Siegman pointed out that a vast majority of American Jews are worried and concerned about Trump’s rhetoric and policies. “It is not very wise of you coming to tell us that this is not your problem just because he’s helping Israel,” he warned Bennett.

Bennett defended himself, saying he wouldn’t hold back from expressing what he thinks is right for Israel even if it doesn’t always ingratiate himself with many American Jews. “I am not going to voice what I think just to be liked. I gave up that business when I entered politics.”

The senior Israeli official also cautioned against an overreaction to the Pittsburgh attack, urging “common sense measures” rather than ratcheting up security in an extreme manner. “We don’t want to move from zero to a hundred and turn every shul and every school into Fort Knox,” he said.

“I am not at all dismissing the importance and the severity of the worst and deadliest anti-Semitic attack in the history of America. I am just saying that we have to look at the numbers and the facts themselves and adopt common sense measures.”

Citing the ADL’s report detailing a surge in anti-Semitism in America, Bennett cautioned, “I am not sure those are the facts. I am not saying they are not, but I have not been convinced that they are.” (Bennett later clarified his remarks at the end of the lunch, saying that he was not dismissing the ADL study but calling for further inquiry. “I am just saying we need to look at the facts. We need to learn it.”)

The Israeli Minister added, “This is not in any sense Germany of the 30’s, it doesn’t resemble that in any possible way.”

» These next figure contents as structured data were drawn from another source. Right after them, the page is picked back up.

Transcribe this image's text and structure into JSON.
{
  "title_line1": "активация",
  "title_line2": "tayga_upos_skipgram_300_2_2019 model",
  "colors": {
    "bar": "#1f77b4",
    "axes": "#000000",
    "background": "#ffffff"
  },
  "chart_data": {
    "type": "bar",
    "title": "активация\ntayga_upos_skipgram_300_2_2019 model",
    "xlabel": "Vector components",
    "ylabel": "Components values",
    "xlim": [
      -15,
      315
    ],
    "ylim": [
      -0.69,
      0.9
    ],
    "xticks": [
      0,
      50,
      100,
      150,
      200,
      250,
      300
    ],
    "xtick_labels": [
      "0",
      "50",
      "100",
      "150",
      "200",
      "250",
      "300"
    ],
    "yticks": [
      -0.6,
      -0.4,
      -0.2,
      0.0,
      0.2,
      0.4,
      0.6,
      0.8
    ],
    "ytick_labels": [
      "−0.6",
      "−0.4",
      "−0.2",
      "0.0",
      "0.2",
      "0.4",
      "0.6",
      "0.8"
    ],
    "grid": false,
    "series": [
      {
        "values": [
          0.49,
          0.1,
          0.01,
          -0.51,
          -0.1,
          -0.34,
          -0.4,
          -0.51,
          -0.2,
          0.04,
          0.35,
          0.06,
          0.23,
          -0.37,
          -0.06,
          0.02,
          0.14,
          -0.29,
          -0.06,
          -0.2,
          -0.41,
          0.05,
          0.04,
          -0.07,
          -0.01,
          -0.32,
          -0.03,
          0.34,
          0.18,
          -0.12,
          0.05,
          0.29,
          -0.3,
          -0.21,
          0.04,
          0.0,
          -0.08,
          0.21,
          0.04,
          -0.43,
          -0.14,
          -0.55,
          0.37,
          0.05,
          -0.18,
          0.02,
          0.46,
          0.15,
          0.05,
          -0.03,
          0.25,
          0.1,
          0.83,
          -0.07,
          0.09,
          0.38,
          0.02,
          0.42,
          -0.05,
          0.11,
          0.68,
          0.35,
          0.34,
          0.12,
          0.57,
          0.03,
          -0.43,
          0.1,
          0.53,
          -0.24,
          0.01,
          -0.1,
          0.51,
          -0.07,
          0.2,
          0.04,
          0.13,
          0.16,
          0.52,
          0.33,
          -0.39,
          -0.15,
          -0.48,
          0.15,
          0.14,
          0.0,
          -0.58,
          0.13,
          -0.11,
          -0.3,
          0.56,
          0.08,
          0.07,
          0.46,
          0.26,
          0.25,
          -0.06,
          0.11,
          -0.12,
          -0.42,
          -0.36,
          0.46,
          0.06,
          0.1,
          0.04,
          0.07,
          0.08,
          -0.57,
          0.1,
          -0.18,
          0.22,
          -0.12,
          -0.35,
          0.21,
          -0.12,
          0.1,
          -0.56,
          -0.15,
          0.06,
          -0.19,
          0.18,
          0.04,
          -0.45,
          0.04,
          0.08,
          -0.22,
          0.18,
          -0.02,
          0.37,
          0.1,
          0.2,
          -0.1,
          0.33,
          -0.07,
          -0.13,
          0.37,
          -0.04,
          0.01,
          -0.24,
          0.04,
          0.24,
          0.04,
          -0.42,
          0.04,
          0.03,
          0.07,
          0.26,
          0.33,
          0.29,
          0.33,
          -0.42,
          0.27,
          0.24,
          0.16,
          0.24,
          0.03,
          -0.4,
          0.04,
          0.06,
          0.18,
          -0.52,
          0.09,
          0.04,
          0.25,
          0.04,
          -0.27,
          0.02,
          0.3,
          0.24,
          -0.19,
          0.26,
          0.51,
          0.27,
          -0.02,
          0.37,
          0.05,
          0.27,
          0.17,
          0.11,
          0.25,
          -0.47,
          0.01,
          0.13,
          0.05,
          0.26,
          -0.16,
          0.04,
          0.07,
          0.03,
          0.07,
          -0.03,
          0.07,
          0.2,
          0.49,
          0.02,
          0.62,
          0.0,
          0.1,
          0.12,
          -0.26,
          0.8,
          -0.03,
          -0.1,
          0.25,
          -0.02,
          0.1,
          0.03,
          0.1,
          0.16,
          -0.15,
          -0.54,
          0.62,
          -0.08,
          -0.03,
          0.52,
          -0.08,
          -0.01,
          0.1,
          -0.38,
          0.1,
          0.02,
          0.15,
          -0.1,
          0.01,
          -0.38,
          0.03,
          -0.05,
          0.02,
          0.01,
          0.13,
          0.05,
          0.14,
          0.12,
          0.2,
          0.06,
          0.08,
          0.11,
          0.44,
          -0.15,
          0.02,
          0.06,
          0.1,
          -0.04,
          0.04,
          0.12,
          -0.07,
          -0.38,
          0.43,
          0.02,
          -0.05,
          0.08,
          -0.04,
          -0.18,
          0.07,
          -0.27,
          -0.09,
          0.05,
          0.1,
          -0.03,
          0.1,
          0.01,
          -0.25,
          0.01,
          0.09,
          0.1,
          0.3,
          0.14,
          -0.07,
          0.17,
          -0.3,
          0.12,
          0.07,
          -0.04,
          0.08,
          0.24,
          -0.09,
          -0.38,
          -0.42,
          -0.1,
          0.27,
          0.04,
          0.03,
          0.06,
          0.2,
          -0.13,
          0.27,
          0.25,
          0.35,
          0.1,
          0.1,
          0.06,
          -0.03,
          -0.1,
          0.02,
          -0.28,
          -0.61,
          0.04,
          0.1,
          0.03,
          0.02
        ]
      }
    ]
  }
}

That was enough for Edward Bleier, a former Warner Bros. president, to reach for the gooseneck microphone in front of him. “Some of us are older than you are and we recall the pre-war period in America when the Nazis convened in Madison Square Garden and paraded on 96th street with brown shirts and swastikas,” Bleier told Bennett. “And the rallying cry of the anti-Semites was ‘America First.’ So my hair stands on end when I hear an American president invoke that line.”

“I think as a senior leader in Israel, it’s important to state our gratitude to President Trump,” Bennett declared. “The guy has been, factually, a huge friend of the Jewish state. He’s done what no one else has done — he moved the embassy to Jerusalem, he recognized Jerusalem [as Israel’s capital]. What could be more pro-Jewish, more pro-Israel than that? His son-in-law, his daughter are Jewish. His grandchildren are Jewish. Many of his advisors are Jewish. So it just seems crazy to call this guy an anti-Semite.”

Bennett further suggested that the media and the Jewish community are eager to criticize Trump but fail to speak out against anti-Semitism on the left, citing a recent video of Louis Farrakhan in which the controversial Nation of Islam leader compared Jews to termites and earned cheers from his audience.

“I dived into this world of anti-Semitism in America over the past few days,” Bennett said. “I saw — I couldn’t believe it — this video of just a week ago of Louis Farrakhan who compared Jews to termites. It was horrible what this guy said. But what was more horrible is how the audience responded. He got a standing ovation for comparing Jews to termites, for heaven’s sake. I think this should have opened all TV shows, all news. This guy is not a meaningless person in the U.S. He compared Jews to termites and he got a round of applause.”

“It’s not a partisan issue. It’s not an issue of Republicans or Democrats, or Left or Right,” Bennett remarked. “We have to condemn the David Dukes of the world, the Louis Farrakhans of this world. We have to stand up to anti-Semitism whenever it’s there.”